Discs three and four offer up the White Zombie everyone is familiar with: the aforementioned La Sexorcisto and Astro-Creep - along with covers and soundtrack stuff that actually was some of the best stuff the band ever did. Their cover of Black Sabbath’s “Children of the Grave” was massive, thanks to Sean Yseult’s quaking bass and Jay Yuenger’s hulking riffs. Ditto their own “Feed The Gods,” from the soundtrack to the otherwise forgettable film “Airheads,” and “The One,” from another wretched movie, “Escape from L.A.”

And say what you will about White Zombie’s campy B-grade horror-movie schtick, La Sexorcisto was undeniably catchy and certainly rocked. And Astro-Creep - thanks to the lethal production of Terry Date, who worked similar magic with Pantera - was one of the heaviest mainstream metal albums of the ‘90s. The band’s break up after the Astro-Creep tour was actually a fortuitous move, since there was probably no way they were going to do anything bigger and better.

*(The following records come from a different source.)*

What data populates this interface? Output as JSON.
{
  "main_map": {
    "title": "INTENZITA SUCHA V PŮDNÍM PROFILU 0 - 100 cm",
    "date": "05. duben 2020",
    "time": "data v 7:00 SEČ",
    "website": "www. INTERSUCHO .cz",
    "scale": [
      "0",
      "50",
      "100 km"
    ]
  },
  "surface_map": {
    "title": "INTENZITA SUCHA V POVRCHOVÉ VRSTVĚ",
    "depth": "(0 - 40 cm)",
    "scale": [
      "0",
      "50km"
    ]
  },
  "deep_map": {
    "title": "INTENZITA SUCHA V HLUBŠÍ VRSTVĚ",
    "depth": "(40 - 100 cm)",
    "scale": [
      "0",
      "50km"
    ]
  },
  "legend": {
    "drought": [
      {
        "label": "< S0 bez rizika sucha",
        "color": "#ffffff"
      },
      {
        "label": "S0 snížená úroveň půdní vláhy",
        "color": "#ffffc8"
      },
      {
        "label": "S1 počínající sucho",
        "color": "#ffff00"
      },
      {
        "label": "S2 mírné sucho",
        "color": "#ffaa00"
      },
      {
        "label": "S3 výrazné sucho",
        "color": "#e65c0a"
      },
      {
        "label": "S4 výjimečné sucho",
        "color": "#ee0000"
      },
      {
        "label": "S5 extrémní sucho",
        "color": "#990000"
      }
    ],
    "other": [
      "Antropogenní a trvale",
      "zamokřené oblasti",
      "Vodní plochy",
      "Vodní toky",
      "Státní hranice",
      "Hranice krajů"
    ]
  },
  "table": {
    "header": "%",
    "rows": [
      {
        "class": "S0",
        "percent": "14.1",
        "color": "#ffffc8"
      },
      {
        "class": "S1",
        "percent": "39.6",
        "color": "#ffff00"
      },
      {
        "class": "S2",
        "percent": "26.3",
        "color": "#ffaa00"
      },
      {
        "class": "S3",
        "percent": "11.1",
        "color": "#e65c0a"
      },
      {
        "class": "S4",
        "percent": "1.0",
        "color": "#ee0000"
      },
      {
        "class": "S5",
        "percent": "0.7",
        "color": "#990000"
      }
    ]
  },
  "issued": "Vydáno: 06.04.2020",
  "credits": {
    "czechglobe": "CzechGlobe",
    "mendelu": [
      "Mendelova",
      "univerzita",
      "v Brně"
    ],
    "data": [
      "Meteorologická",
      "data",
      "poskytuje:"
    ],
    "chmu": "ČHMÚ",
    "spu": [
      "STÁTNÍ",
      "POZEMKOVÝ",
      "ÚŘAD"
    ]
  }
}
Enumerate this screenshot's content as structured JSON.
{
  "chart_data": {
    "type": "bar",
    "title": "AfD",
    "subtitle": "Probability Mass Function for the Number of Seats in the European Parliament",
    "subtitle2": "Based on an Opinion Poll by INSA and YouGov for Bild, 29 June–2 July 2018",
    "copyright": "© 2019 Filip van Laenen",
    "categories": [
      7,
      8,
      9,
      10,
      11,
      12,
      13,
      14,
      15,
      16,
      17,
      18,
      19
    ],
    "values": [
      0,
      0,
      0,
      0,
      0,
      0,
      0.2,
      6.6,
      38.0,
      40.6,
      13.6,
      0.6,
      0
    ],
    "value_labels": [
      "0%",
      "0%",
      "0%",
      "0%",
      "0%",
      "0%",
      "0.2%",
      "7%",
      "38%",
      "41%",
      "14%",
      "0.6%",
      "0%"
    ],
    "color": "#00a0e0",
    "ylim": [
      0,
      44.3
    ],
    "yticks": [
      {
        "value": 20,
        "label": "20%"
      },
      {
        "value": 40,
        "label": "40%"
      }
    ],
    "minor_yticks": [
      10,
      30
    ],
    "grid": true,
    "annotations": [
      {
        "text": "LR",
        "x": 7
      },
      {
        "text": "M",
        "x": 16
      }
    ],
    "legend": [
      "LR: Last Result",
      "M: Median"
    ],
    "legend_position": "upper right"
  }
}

As the last two discs are what is essentially the, well, “essential” White Zombie material - and most fans probably already have it - there’s little compelling reason to fork over $60 or more for the whole Let Sleeping Corpses Lie shebang, as impressive a package as it is. Were the rare and hard-to-find tracks not, in many cases, downright embarrassing, if not utter crap, it might be a different story. And the DVD is a bit of a letdown too, since the live footage is mostly cruddy, handy-cam shot stuff that looks like it was cobbled together from YouTube.

So unless you’re really, really curious or a hardcore collector that absolutely, positively must have everything White Zombie, best to let this sleeping corpse lie.